Die zulässige Berufung ist unbegründet.
Die Kammer folgt den Gründen des angefochtenen Urteils, die sich auch unter Berücksichtigung des Berufungsvorbringens als zutreffend erweisen.
Zu Recht ist das Amtsgericht Dachau von einem Verschulden des über die Beklagte versicherten Omnibusfahrers ausgegangen. Löst sich während der Fahrt ein Reifen, so spricht der Beweis des ersten Anscheins für ein Verschulden des Fahrzeugführers. Dieser ist gemäß § 23 Abs. 1 S.2 StVO für den verkehrssicheren Zustand des von ihm geführten Fahrzeugs verantwortlich.
Hierzu gehört auch, dass sich der Fahrer vor Fahrtantritt überzeugt, dass das Fahrzeug ordnungsgemäß gewartet ist und sich die Räder und Reifen in einem vorschriftsmäßigen Zustand befinden. Da sich ein Zwillingsreifen des Busses löste, ist zu vermuten, dass dies unterblieben ist. Diese Vermutung hat die Beklagte nicht entkräftet.
Die hier vertretene Ansicht wird auch vom OLG Nürnberg in seiner Entscheidung vom 13.10.1998 (1 U 2812/98) geteilt.

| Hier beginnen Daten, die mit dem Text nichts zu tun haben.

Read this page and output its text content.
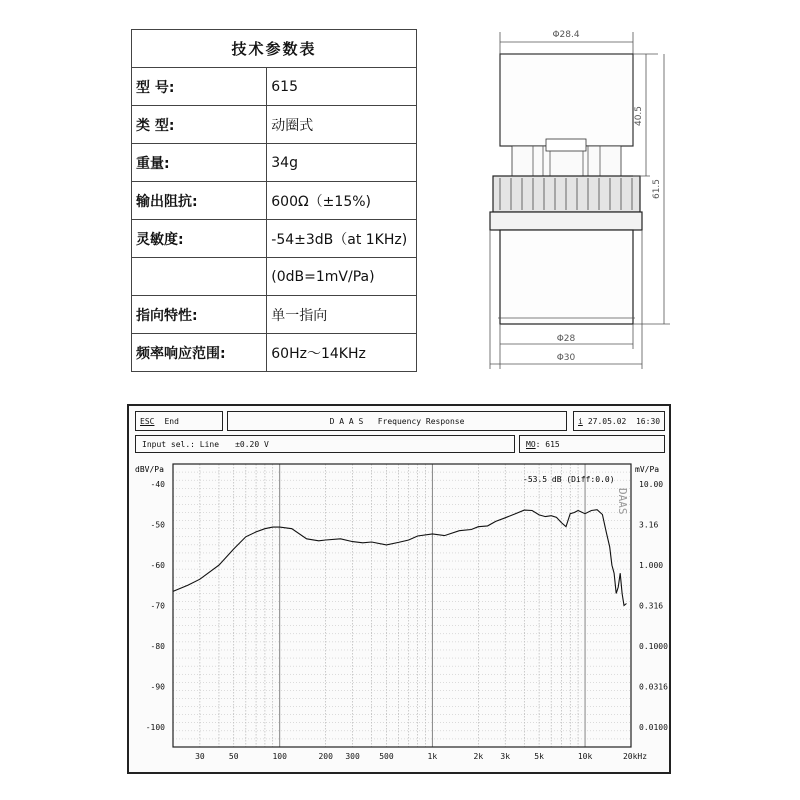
技术参数表	
型 号:	615
类 型:	动圈式
重量:	34g
输出阻抗:	600Ω（±15%)
灵敏度:	-54±3dB（at 1KHz)
	(0dB=1mV/Pa)
指向特性:	单一指向
频率响应范围:	60Hz～14KHz
Φ28.4
40.5
61.5
Φ28
Φ30
ESC End	D A A S   Frequency Response	i 27.05.02  16:30
Input sel.: Line ±0.20 V	MO : 615
-40
-50
-60
-70
-80
-90
-100
10.00
3.16
1.000
0.316
0.1000
0.0316
0.0100
30	50	100	200 300 500	1k	2k 3k	5k	10k	20kHz
dBV/Pa	mV/Pa
-53.5 dB (Diff:0.0)
DAAS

Da sich der Reifen 500 m vom Bus entfernt befand und zwar auf dem linken Fahrstreifen, hätte auch eine Geschwindigkeitsreduzierung der Fahrerin des klägerischen Fahrzeugs, während sie den Bus passierte, den Unfallverlauf nicht verändert.
Zu Recht ist das Amtsgericht Dachau auch davon ausgegangen, dass zwar auch auf Autobahnen bei Dunkelheit die "Goldene Regel" des Sichtfahrgebots gilt, hier aber, weil das Hindernis ungewöhnlich schwer erkennbar war, die Haftung der Klagepartei aus Betriebsgefahr hinter dem Verschulden des Fahrers des Beklagtenfahrzeugs zurücktritt (so auch BGH, Urteil vom 15.5.84, VersR 1984, 741-742 und OLG Nürnberg vom 13.10.98).
Zu Recht hat das Amtsgericht auch Mietwagenkosten für die Dauer von 18 Tagen zugesprochen. Angesichts des Totalschadens des klägerischen Fahrzeugs und der hierzu vorgetragenen Schwierigkeiten bei der Ersatzbeschaffung ist dies angemessen, insbesondere nachdem der Zeitraum nur unwesentlich über den "ca." – Zeitangaben des Gutachtens liegt.
Kosten: § 97 ZPO.
Vorläufige Vollstreckbarkeit: §§ 708 Nr. 10, 713 ZPO entsprechend.